I grieved with hope, knowing the baby would be greeted by his/her grandparents and a sibling in Heaven. You see, my friend is one of the four women who lost both parents to cancer. If I recall correctly, I was the person who alerted my friend, Zahra, of her mother’s last breath as she was not in the room at the time. Now, because of my role as photographer, I became a part of remembering this baby’s brief life. Three years before this baby passed away, Zahra had shared with me how she had unexpectedly miscarried another baby. In the span of 10 years, 4 immediate deaths had touched this family, thus I grieved.
Two and a half weeks following the photo session a D&C procedure was scheduled for Zahra. Although it is normally a standard procedure, my heart felt uneasy about it and I decided the best thing I could do was pray. When I received an update the evening after the D&C, my heart sank realizing my unease had been justified. Zahra had almost passed away in surgery. To quote her husband, Ben, a registered nurse:
“Just wanted to let you know that Zahra had her D&C today and it didn't go so well. Apparently the baby had attached itself directly to the c-section scar and somehow the bladder got involved as well. So they said she lost the equivalent of all her blood although they were transfusing at the same time [later they discovered she was actually given three times her body’s equivalent in blood!]. The good news is that she is alive. The bad news is that they did an emergency surgery in order to stop the bleeding, including repair of the bladder. She'll be in the hospital for several days. Please pray for her.”

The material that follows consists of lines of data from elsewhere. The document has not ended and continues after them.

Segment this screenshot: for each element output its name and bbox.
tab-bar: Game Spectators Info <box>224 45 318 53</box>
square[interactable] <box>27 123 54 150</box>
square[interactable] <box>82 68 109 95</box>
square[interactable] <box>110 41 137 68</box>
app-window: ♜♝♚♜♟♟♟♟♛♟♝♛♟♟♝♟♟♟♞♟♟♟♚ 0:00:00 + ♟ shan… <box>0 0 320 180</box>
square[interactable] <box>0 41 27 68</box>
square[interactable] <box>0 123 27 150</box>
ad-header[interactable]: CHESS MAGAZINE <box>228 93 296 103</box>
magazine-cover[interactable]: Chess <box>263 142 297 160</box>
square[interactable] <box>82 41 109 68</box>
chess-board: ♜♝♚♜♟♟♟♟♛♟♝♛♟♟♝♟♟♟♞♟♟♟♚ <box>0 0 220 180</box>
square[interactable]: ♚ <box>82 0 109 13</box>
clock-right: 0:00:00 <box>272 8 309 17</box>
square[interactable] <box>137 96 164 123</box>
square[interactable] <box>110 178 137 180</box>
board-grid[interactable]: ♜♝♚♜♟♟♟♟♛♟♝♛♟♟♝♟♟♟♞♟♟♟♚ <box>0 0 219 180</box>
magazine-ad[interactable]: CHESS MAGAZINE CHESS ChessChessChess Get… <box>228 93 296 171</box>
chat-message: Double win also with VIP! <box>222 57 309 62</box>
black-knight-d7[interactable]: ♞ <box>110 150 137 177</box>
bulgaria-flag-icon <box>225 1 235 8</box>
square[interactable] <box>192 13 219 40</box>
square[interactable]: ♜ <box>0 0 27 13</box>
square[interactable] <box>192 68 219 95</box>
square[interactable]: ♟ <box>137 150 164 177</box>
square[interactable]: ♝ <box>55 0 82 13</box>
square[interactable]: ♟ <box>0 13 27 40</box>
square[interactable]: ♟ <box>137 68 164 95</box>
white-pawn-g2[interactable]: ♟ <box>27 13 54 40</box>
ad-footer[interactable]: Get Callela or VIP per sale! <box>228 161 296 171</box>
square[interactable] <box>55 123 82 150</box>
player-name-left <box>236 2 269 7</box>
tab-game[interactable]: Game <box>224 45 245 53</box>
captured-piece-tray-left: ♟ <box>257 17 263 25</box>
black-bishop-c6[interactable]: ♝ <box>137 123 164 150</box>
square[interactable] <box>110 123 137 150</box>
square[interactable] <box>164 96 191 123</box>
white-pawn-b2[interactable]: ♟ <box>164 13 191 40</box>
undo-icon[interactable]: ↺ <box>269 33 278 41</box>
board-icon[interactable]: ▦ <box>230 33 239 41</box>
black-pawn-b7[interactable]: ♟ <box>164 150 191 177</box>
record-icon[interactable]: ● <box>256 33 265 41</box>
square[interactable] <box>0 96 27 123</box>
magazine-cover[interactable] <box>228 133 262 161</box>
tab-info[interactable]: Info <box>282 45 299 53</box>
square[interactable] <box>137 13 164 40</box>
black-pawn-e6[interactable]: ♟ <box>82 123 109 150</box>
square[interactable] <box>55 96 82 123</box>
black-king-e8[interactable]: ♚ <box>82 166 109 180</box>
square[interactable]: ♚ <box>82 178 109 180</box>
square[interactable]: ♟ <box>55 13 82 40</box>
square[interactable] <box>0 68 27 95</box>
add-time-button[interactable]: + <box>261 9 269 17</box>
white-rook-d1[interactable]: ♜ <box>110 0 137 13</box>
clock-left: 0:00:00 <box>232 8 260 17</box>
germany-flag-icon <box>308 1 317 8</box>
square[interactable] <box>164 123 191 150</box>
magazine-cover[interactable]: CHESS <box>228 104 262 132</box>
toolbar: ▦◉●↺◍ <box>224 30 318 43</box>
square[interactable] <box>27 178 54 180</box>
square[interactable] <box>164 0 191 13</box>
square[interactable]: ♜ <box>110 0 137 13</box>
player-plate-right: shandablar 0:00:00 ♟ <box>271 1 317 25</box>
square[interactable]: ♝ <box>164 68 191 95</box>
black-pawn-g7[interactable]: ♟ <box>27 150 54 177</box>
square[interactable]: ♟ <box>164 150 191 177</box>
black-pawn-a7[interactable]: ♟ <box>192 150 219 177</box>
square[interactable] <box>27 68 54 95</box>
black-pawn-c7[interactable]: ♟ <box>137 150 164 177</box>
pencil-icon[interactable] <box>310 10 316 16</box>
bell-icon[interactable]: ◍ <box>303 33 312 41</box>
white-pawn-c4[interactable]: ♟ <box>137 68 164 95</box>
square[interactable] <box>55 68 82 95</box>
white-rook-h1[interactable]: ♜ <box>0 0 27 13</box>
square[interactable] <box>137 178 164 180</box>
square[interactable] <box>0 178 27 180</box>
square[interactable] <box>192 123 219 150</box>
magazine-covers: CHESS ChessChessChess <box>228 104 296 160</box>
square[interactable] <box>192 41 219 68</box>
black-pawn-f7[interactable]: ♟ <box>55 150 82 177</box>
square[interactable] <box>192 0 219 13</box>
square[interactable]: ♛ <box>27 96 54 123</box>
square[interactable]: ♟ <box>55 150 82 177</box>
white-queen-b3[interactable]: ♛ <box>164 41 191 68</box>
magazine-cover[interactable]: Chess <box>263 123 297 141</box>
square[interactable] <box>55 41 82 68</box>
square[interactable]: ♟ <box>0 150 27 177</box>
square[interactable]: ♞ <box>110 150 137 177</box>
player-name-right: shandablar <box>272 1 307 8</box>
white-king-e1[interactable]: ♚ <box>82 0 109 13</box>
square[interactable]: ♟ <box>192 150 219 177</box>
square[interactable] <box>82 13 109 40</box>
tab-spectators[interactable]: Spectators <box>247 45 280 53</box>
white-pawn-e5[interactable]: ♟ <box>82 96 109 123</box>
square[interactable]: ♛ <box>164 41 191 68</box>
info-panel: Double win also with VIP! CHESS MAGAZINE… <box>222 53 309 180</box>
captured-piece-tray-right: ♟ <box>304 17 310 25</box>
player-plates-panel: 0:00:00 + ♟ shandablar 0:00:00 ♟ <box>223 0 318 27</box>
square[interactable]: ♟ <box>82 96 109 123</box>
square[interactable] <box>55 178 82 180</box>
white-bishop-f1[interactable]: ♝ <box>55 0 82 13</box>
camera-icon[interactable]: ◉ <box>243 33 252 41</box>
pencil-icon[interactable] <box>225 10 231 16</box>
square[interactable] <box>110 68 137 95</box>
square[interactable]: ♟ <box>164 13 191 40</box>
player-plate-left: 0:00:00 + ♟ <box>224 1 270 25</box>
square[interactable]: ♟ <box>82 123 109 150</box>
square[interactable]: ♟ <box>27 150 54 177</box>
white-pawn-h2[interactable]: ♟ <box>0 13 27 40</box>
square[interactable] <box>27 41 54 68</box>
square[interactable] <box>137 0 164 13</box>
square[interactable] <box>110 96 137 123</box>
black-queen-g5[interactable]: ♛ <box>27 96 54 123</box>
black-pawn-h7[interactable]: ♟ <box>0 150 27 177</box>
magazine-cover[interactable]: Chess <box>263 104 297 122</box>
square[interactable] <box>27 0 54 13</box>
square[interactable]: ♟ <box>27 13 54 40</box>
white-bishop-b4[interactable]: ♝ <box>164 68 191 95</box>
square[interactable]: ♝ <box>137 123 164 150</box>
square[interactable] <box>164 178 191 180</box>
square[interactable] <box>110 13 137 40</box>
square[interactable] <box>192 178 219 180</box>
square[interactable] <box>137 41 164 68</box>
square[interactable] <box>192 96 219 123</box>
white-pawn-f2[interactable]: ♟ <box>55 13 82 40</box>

Another update came from Ben two days later:
“We are feeling very grateful. Through the course of the morning six or so different doctors have stopped by on their rounds. All of them were involved with the surgery in some way and each of them mentioned that they thought they had lost Zahra on Wednesday during the surgery. Thankfully God wasn't ready for her to go yet. But it does bring tears to my eyes to realize how near she was to crossing that thin line from this life into the presence of Jesus. It may be strange to say, because I can't imagine what life would be like without her, but it almost makes me sad that she couldn't go. She thinks of heaven often with her parents there and two little ones. Having said that, I am so so thankful she is still here.”